Today's post showcases absolutely none of that.
Week 2 of my 2017 Project 52 ("P52" for short) started out a simple thing: produce a traditional landscape. I knew I wanted to bend the rules where "tradition" was concerned, invoking a fantastic element to the idea of "landscape". I began to brainstorm, pondering on possibly creating a landscape with fairy tale design elements, a castle perhaps, possibly with a menacing dragon to heighten the visual story. But then I began to ponder on just exactly what a landscape is: typically a sweeping, epic scene with mountains and rivers, trees and a sky that goes on for ages. What would be the opposite of such a grand vista? Why ... a delicate scene in miniature of course! So I decided to create the sort of landscape a fairy might see: a tiny world unto itself, full of wonder and diminutive magic.
I dressed my daughter in a pretty green dress, brushed her hair, and bade her remove her very modern eyeglasses.
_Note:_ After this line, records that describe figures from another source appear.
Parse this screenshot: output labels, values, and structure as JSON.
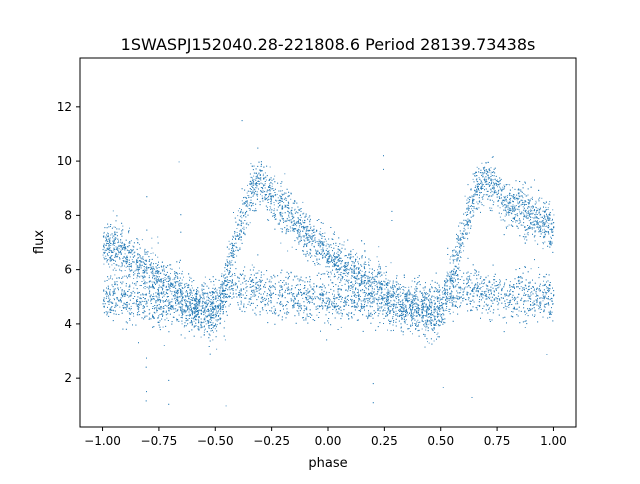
{
  "chart_data": {
    "type": "scatter",
    "title": "1SWASPJ152040.28-221808.6 Period 28139.73438s",
    "xlabel": "phase",
    "ylabel": "flux",
    "xlim": [
      -1.1,
      1.1
    ],
    "ylim": [
      0.2,
      13.8
    ],
    "x_ticks": [
      -1.0,
      -0.75,
      -0.5,
      -0.25,
      0.0,
      0.25,
      0.5,
      0.75,
      1.0
    ],
    "x_tick_labels": [
      "−1.00",
      "−0.75",
      "−0.50",
      "−0.25",
      "0.00",
      "0.25",
      "0.50",
      "0.75",
      "1.00"
    ],
    "y_ticks": [
      2,
      4,
      6,
      8,
      10,
      12
    ],
    "y_tick_labels": [
      "2",
      "4",
      "6",
      "8",
      "10",
      "12"
    ],
    "grid": false,
    "marker_color": "#1f77b4",
    "x_range_of_points": [
      -1.0,
      1.0
    ],
    "series": [
      {
        "x": [
          -1.0,
          -0.9,
          -0.8,
          -0.7,
          -0.6,
          -0.55,
          -0.5,
          -0.45,
          -0.4,
          -0.35,
          -0.3,
          -0.25,
          -0.2,
          -0.1,
          0.0,
          0.1,
          0.2,
          0.3,
          0.4,
          0.45,
          0.5,
          0.55,
          0.6,
          0.65,
          0.7,
          0.75,
          0.8,
          0.9,
          1.0
        ],
        "y": [
          7.0,
          6.6,
          6.0,
          5.5,
          4.9,
          4.4,
          4.3,
          5.8,
          7.4,
          8.8,
          9.3,
          8.7,
          8.2,
          7.3,
          6.6,
          6.0,
          5.5,
          5.0,
          4.5,
          4.3,
          4.4,
          6.0,
          7.5,
          8.8,
          9.4,
          8.9,
          8.4,
          8.0,
          7.5
        ]
      },
      {
        "x": [
          -1.0,
          -0.8,
          -0.6,
          -0.4,
          -0.2,
          0.0,
          0.2,
          0.4,
          0.6,
          0.8,
          1.0
        ],
        "y": [
          5.0,
          4.8,
          4.5,
          5.4,
          5.0,
          4.9,
          4.8,
          4.7,
          5.3,
          5.0,
          5.0
        ]
      }
    ]
  }
}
I positioned her on the hard wood of the living room floor and grabbed my camera. Kneeling didn't give me quite the perspective I was going for, so I flattened myself as low as I could go, laying my camera on the surface of the floor -- and that is when I saw it:
She wasn't a fairy. She was a mountain. A slumbering mountain, looming peacefully over a vast and verdant valley.
Presto! Change-o! My "traditional landscape" was born, entitled "Slumber Mountain".
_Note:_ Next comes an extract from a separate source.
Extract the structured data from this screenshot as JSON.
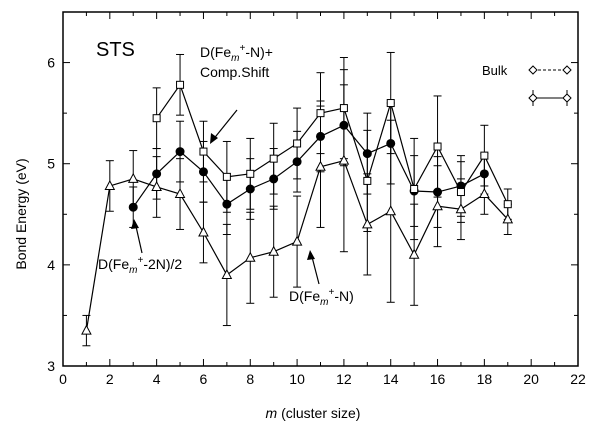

Not what I'd originally envisioned, but I think it worked beautifully. Here's the speed edit video of how I did it.
A few days later, I shared the image on a Facebook Group where another member of the board told me of the The Legend of the Sleeping Lady, an Alaskan Folktale about a woman waiting for her warrior -- and waiting and waiting and waiting ... until she fell asleep and became a part of the landscape.
The third week of my P52 presented a new sort of challenge: Leading Lines. It's a pretty basic composition technique incorporating straight lines that lead the viewer's eyes directly to the subject of a work of art. I don't use a lot of this in my work, and I was quite frankly not super excited about creating something so ... well basic. So I decided to spice things up a bit by introducing some mystery into the image.
My original idea included (picture this) a vast negative space, in the center of which was a young woman with flowing gown -- leading your eyes to her would be the gown itself in swirling lines from the base of the image to her form.
I scrapped that idea in lieu of something a bit more complex. I hemmed and hawed about doing a mash-up between two of my favorite fandoms: Disney's Beauty and the Beast and the concept of "Bad Wolf" from the Doctor Who series -- the beast being a wolf, and Belle standing in as metaphor to the Doctor's Rose Tyler. But I wasted a lot time hemming and hawing, and it was Saturday (the very last day of my weekly challenge) by the time I made a decision -- forcing me to rush the photographing, design, and editing in one massive fell swoop.
I finally settled on an image that played with the concept of time, titling it "Tale as Old as Time". I know the Whovians and Disnerds among us would catch the subtlety. Belle, trailing rose petals behind her, while an open T.A.R.D.I.S. looms, inviting her to "adventure in the great wide somewhere."
In hindsight, I see so much wrong with this piece, on a visual and technical level. I feel like it had great potential -- and I just didn't do it justice, what with my gaps in skill knowledge and haste in putting it together. It's not the sort of "quality" I would ever, ever, ever provide a client as a final piece.
I did learn some new things (how to change the color of an object in Photoshop, for example), so in that sense it is success of a "growth" kind, but I really would like to take it back to the drawing board, so to speak, and make it better -- finish it. I may have to work on that in the coming weeks. Be on the lookout for a better, more skillfully presented version.